A rendered image of the 3C house designed by RTA Studio.  Image:  RTA Studio

The client, John May of the Longview Environmental Trust, purchased a large tract of spectacular land near Wanaka to protect it from the possibility of aggressive development. Instead of opposing potential purchase through the Environment Court (as he had done in the past with other developments), May decided to buy the land and develop it to what he considered to be an environmentally appropriate level. This included reducing the number of subdivided sections to seven, the minimum required to make the purchase viable.

May wanted to go further than this and ensure any houses built on the site be sustainable.
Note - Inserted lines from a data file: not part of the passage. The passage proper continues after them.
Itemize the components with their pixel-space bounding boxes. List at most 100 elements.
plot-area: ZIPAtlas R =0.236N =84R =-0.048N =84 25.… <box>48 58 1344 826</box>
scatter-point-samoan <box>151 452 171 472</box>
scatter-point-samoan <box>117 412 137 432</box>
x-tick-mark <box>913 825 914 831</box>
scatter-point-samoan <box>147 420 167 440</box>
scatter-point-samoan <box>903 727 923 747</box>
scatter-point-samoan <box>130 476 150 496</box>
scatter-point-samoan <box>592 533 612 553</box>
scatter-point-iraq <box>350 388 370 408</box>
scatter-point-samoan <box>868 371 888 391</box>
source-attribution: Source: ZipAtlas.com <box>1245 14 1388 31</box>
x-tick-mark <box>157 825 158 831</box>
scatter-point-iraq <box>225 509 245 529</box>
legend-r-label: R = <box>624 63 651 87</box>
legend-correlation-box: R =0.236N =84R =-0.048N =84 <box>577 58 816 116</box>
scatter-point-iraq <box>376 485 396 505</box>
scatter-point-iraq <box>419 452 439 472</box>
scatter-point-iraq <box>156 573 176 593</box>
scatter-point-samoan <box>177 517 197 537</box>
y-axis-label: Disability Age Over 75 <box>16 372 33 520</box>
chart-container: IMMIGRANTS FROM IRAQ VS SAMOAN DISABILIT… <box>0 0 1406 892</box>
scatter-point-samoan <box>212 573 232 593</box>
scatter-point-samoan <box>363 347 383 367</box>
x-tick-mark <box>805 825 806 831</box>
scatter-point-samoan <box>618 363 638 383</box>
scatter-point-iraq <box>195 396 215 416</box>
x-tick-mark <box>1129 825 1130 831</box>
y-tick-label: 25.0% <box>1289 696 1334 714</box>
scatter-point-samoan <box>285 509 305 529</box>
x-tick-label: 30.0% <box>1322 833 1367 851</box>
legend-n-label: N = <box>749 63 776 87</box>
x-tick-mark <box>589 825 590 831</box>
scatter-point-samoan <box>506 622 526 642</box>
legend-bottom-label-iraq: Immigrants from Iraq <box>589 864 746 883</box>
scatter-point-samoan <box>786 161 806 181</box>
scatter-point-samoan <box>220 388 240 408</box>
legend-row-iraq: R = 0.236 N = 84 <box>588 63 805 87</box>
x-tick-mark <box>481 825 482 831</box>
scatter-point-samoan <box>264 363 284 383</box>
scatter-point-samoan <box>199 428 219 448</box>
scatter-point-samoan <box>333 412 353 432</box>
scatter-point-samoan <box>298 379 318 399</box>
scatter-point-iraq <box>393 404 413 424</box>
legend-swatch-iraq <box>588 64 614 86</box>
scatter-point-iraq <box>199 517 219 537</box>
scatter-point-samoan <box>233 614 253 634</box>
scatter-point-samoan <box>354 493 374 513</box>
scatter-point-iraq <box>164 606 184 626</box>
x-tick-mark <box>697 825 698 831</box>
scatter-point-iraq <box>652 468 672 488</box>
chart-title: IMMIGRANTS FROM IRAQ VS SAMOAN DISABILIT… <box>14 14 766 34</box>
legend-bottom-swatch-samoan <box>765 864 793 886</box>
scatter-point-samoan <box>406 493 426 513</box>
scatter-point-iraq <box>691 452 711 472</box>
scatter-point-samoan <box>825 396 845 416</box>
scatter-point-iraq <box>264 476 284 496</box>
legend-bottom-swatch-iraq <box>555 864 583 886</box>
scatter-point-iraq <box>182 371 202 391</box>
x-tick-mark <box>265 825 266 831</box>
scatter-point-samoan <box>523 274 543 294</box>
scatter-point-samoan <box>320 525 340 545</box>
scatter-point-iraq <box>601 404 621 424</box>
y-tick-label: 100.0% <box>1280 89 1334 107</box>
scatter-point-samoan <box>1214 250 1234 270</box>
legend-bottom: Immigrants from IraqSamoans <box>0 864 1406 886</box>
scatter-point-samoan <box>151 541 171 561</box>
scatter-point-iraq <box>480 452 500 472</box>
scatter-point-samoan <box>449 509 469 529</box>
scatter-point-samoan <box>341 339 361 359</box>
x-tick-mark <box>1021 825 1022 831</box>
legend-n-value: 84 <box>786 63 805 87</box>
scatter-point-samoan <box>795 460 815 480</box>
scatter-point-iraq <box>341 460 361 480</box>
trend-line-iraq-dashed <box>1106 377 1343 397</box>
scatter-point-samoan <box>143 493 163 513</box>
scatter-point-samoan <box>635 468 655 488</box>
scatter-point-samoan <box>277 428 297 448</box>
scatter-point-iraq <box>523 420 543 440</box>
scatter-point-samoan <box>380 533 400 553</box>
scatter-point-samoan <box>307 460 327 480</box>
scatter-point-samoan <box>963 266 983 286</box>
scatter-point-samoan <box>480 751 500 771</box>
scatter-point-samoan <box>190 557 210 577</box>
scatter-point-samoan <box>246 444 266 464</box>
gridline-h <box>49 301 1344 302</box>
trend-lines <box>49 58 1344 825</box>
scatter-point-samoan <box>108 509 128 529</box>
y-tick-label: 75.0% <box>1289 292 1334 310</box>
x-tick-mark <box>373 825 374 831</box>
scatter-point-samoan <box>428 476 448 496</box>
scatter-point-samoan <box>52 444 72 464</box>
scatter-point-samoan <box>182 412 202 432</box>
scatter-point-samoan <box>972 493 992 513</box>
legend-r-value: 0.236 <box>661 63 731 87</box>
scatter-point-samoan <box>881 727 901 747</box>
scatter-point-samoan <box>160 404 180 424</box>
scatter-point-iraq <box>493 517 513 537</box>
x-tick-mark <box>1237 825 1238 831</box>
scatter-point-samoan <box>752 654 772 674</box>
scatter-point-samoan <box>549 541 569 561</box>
Initially he incorporated some general clauses about design, but felt that these were not sufficiently robust. Finding the available sustainability rating tools lacking, May decided to build his own. His rating tool comprises ‘the three C’s’, which are zero carbon operational output zero carbon embodied in the total materials, and a zero cycle – or 100% recyclable materials.

He met with Richard Naish from RTA Studio and formalised the objectives of the design. The house had to score well against the three C’s and also needed to serve as a good-looking example for would-be purchasers of the sites.

The design brief was for a permanent residence for a family of four with two living areas, two guest bedrooms, a gym, and garaging for two cars. A one-car garage might have been more in keeping with the green theme of the brief, but the house is certainly doing its bit for the environment – so the fictional family of four can be forgiven a small lapse.

The house looks like an international spy’s lair, a discreet bunker. It sits very low on the site and makes use of a material palette of local stone, timber and rammed earth that suits the setting so well it gives the house a camouflaged feel. And should this spy’s family of four need to make themselves scarce, the house creates zero waste when deconstructed.